Thereafter, the wife moved to consolidate this divorce action with the second action, to disqualify Ms. Courten and her law firm from representing the husband, and for an award of interim counsel fees. Justice James F. Quinn joined the two actions for trial, disqualified Ms. Courten and her law firm from representing the husband, and awarded the wife $10,000 interim counsel fees.
On this appeal, the Second Department held that Justice Quinn had improvidently exercised his discretion when disqualifying Ms. Courten and her law firm from acting as the husband’s counsel.
A party’s entitlement to be represented in ongoing litigation by counsel of his or her own choosing is a valued right which should not be abridged absent a clear showing that disqualification is warranted, and the movant bears the burden on the motion.
Here, the wife contended that although Ms.
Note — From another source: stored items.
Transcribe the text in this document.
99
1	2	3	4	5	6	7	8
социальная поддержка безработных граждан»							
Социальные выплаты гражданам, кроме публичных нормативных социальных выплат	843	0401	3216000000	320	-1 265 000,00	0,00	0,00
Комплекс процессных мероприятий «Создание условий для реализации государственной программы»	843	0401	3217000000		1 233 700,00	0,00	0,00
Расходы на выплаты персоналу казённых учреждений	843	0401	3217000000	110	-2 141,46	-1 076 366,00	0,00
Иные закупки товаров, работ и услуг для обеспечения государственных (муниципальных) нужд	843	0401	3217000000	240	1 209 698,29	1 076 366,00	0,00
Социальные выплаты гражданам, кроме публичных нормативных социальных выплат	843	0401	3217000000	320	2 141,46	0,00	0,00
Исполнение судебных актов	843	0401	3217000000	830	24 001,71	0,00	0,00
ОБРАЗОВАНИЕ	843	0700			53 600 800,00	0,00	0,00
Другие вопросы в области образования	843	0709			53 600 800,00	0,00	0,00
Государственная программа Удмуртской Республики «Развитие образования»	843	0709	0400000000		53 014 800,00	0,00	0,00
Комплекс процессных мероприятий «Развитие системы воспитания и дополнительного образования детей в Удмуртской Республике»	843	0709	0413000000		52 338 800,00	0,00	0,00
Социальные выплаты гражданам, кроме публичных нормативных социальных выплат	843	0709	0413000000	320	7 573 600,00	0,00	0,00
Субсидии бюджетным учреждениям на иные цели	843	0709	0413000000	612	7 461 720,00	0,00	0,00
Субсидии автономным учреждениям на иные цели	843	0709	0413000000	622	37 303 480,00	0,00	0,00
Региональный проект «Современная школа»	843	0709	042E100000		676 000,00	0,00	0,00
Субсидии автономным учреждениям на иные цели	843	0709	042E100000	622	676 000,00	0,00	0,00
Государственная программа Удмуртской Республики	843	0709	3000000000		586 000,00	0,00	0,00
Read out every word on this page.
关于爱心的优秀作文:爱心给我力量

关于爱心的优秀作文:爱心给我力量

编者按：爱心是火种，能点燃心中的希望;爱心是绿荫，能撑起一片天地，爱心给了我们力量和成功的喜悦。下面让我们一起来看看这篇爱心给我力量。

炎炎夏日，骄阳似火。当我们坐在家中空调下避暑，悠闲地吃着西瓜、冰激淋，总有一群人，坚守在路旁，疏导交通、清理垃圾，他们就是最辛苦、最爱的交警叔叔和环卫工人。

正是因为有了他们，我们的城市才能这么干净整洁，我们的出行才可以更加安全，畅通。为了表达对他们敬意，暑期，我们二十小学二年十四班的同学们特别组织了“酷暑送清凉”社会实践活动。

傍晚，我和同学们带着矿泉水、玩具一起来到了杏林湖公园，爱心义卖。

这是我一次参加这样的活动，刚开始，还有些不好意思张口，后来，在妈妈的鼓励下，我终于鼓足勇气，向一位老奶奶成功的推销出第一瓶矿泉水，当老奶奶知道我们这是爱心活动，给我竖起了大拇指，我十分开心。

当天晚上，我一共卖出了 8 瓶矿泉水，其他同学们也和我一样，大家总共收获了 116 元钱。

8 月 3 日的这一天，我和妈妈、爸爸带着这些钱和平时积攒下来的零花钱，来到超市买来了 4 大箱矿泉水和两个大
Courten was no longer a defendant in the plenary action, she may be required to testify as a fact witness in light of her involvement in the negotiation and execution of the prenuptial agreement. The appellate court disagreed.
Rule 3.7 of the Rules of Professional Conduct (22 N.Y.C.R.R. 1200.0) does provides that, unless certain exceptions apply, “[a] lawyer shall not act as advocate before a tribunal in a matter in which the lawyer is likely to be a witness on a significant issue of fact.” However, in order to disqualify counsel on the ground that he or she may be called as a witness, a party moving for disqualification must demonstrate that:
(1) the testimony of the opposing party’s counsel is necessary to his or her case, and
(2) such testimony would be prejudicial to the opposing party.
Here, the wife failed to demonstrate that Ms. Courten’s testimony will be necessary to her case.
Moreover, the Second Department held that it was improper to award interim counsel of $10,000 pursuant to Domestic Relations Law §237. That statute does not permit the recovery of fees for legal work performed on nonmatrimonial matters, including, as here, actions to set aside a prenuptial agreement.